One advantage of the iPhone line is a wide variety of custom-fit accessories, which can make it desirable for moto usage (see below). The broad selection of and smaller market share of specific Android phones means there are fewer custom accessories for those individual models.
Ideally, you want to mount the phone to your handlebars so you can see the screen easily. There are several variations of mounts on the market, from generic models with flimsy handlebar attachments and chintzy-looking elastics holding your phone in place, to model-specific mounts that attach to rock-solid RAM mounts for peace of mind. Some tank bags also have see-through pockets on top that can hold your phone in place.
If you’re really cautious, an expensive case like the Hitcase or a Lifeproof case can offer top protection and waterproofing (see above for action camera footage shot with a Hitcase). If you have an iPhone, you’ll find there’s plenty of gear on the market aimed at keeping your specific phone safe, protected and dry.

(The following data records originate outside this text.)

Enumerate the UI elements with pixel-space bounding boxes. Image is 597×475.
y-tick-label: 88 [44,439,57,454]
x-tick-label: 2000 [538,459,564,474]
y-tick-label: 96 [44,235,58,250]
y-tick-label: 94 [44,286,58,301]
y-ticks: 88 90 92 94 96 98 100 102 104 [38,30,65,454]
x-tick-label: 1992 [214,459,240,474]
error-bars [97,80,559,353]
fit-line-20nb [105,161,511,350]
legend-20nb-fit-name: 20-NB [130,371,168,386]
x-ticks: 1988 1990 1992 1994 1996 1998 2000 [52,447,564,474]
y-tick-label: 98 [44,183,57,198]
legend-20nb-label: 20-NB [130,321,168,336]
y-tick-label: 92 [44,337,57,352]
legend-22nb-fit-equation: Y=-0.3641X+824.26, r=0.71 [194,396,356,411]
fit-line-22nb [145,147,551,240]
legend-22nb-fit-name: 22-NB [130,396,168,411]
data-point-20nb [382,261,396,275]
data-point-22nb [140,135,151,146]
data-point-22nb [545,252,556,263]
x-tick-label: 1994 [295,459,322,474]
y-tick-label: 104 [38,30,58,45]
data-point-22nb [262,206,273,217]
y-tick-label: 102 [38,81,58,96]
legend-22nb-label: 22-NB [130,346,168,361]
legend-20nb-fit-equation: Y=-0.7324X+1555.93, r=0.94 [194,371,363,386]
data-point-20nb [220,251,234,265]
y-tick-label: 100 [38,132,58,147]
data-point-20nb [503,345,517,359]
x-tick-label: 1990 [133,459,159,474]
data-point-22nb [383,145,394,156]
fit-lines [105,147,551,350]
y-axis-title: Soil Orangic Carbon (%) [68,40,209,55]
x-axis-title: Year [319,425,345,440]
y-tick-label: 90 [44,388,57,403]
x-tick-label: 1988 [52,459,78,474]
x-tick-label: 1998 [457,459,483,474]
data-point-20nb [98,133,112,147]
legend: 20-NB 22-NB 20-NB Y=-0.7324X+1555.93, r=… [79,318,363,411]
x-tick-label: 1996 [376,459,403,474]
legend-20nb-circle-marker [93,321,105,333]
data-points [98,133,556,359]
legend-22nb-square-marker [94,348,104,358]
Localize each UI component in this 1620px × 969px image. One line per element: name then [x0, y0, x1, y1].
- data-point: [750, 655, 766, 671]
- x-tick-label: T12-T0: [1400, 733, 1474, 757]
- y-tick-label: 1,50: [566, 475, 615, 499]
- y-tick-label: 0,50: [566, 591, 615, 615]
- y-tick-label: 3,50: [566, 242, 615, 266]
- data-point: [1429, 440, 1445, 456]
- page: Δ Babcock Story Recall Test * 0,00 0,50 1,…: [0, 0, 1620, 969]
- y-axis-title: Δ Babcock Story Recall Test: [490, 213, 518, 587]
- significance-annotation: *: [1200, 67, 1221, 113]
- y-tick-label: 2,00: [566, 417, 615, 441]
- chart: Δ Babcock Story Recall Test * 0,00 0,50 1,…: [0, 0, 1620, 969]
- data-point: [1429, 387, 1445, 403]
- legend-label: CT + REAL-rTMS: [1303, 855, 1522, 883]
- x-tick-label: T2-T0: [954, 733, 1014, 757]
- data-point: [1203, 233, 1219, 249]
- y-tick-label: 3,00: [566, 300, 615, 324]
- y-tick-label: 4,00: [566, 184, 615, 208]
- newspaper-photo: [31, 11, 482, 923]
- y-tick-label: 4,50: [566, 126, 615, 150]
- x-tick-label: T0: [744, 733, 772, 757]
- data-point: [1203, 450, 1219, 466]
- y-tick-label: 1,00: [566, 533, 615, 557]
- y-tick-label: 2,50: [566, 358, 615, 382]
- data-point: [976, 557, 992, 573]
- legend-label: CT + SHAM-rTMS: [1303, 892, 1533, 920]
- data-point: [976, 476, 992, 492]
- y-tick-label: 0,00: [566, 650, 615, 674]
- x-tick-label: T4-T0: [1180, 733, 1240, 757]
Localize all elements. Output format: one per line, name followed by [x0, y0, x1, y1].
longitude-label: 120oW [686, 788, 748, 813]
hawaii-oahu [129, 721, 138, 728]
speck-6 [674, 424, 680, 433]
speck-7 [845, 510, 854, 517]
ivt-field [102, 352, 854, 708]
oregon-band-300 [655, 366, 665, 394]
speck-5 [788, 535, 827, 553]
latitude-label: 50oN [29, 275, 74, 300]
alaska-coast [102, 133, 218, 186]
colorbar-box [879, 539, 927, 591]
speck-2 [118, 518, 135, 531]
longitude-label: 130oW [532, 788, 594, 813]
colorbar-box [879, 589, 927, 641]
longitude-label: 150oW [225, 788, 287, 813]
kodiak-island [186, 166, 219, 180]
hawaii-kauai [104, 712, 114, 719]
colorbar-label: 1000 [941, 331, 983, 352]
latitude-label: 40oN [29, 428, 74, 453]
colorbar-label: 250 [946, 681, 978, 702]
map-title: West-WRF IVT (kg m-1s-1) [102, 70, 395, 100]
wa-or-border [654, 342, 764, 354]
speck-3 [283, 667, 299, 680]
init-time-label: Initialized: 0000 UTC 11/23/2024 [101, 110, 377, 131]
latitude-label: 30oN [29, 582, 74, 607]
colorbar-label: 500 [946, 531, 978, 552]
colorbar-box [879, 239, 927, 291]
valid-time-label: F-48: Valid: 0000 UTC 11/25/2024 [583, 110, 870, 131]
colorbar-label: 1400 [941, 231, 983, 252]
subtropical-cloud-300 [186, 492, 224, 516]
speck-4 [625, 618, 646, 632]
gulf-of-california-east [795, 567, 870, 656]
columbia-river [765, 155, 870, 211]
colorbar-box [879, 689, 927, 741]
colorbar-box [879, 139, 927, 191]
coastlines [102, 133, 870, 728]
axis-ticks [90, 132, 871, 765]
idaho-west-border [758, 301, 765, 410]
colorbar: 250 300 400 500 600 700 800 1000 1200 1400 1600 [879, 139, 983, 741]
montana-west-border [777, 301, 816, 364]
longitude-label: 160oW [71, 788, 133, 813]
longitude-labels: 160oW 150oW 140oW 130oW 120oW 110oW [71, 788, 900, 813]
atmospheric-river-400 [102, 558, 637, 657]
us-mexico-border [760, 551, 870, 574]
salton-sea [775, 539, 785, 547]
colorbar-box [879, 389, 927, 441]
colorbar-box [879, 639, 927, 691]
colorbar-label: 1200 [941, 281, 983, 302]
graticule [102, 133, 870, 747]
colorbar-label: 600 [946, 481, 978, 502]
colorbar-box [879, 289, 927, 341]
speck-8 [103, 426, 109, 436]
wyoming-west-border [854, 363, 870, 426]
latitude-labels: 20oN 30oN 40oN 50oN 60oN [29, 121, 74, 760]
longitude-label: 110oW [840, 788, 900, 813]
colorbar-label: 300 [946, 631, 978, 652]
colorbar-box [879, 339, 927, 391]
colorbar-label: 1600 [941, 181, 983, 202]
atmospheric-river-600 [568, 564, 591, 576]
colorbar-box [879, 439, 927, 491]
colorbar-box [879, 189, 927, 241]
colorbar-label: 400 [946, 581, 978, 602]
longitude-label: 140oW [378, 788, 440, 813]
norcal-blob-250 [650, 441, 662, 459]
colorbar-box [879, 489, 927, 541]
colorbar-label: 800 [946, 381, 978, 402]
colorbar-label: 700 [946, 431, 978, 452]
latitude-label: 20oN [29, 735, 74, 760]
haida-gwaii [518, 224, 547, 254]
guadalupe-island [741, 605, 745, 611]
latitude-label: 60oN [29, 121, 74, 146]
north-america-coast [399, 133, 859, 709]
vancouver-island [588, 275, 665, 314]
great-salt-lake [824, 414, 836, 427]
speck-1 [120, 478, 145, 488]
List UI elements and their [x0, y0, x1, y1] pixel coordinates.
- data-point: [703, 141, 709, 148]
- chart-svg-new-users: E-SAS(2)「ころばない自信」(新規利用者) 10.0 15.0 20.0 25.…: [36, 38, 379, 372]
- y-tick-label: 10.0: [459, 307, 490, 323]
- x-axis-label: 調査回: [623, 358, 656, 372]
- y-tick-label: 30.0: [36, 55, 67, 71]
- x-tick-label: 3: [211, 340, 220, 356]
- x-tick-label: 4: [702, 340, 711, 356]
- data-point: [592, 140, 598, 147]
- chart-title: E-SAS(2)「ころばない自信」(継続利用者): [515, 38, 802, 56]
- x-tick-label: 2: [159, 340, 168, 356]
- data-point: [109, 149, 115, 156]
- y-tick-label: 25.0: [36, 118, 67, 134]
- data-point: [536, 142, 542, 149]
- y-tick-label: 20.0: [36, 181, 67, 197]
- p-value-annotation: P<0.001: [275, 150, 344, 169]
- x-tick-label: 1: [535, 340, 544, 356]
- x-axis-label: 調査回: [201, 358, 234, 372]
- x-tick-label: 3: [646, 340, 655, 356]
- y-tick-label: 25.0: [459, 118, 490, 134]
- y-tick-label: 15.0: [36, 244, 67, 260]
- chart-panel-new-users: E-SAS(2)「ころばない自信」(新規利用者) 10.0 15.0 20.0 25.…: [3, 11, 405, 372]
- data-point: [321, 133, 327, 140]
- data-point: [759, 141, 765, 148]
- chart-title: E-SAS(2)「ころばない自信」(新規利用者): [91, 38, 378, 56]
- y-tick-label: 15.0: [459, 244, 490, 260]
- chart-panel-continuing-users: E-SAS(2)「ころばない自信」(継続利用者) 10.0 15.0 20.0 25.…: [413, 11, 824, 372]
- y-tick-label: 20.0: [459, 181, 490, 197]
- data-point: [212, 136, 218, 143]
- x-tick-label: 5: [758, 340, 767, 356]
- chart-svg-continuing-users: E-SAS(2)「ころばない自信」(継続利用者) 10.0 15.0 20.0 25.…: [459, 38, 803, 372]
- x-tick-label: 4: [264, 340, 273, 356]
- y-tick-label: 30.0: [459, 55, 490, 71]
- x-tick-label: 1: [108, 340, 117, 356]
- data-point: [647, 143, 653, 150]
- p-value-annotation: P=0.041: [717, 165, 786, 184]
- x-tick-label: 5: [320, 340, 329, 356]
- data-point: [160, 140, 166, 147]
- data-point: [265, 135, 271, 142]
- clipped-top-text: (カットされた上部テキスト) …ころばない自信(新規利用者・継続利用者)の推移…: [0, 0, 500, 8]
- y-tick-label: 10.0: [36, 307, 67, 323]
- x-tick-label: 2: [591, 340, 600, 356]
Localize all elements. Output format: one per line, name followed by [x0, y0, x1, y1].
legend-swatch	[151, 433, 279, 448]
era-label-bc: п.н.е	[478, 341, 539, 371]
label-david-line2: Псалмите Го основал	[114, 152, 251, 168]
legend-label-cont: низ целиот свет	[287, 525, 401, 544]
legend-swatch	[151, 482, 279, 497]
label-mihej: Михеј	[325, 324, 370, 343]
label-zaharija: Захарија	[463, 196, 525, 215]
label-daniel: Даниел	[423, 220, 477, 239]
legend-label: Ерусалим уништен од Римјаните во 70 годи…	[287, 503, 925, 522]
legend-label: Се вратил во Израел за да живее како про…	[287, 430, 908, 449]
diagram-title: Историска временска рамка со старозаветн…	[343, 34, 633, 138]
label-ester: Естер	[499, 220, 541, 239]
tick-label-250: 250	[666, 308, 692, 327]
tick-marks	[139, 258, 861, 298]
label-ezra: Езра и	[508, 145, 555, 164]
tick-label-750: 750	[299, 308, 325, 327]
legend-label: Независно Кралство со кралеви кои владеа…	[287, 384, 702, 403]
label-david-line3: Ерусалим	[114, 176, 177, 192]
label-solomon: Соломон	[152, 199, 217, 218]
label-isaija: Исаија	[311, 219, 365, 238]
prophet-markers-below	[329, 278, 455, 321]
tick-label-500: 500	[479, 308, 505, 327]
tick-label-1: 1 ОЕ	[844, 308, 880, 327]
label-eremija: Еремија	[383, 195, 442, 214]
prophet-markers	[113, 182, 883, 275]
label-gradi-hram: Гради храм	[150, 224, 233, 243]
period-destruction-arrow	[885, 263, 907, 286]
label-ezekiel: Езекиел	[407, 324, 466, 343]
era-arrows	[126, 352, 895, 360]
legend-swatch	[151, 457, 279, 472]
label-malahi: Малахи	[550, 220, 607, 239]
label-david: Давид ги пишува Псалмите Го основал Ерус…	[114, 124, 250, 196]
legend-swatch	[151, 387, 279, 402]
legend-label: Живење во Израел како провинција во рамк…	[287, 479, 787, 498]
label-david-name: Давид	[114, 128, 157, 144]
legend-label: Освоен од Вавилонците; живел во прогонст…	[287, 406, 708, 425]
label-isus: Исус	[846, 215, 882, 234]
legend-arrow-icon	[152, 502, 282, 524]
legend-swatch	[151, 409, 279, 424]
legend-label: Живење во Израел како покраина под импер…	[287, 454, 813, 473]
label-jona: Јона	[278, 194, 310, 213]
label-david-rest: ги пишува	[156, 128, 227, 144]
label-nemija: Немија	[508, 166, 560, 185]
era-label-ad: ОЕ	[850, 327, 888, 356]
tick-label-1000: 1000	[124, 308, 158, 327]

Android users might have to go with a more generic product.
Also remember that GPS usage can chew up your battery, so if you want to travel farther than an hour or two from home, you might want to invest in a charging system for your phone, and make sure your phone mount allows charging. Most phones are compatible with a 12V charger that plugs into your bike’s accessory outlet (easy to install, if you don’t have one). You could also consider carrying an accessory power pack for juicing up on the road.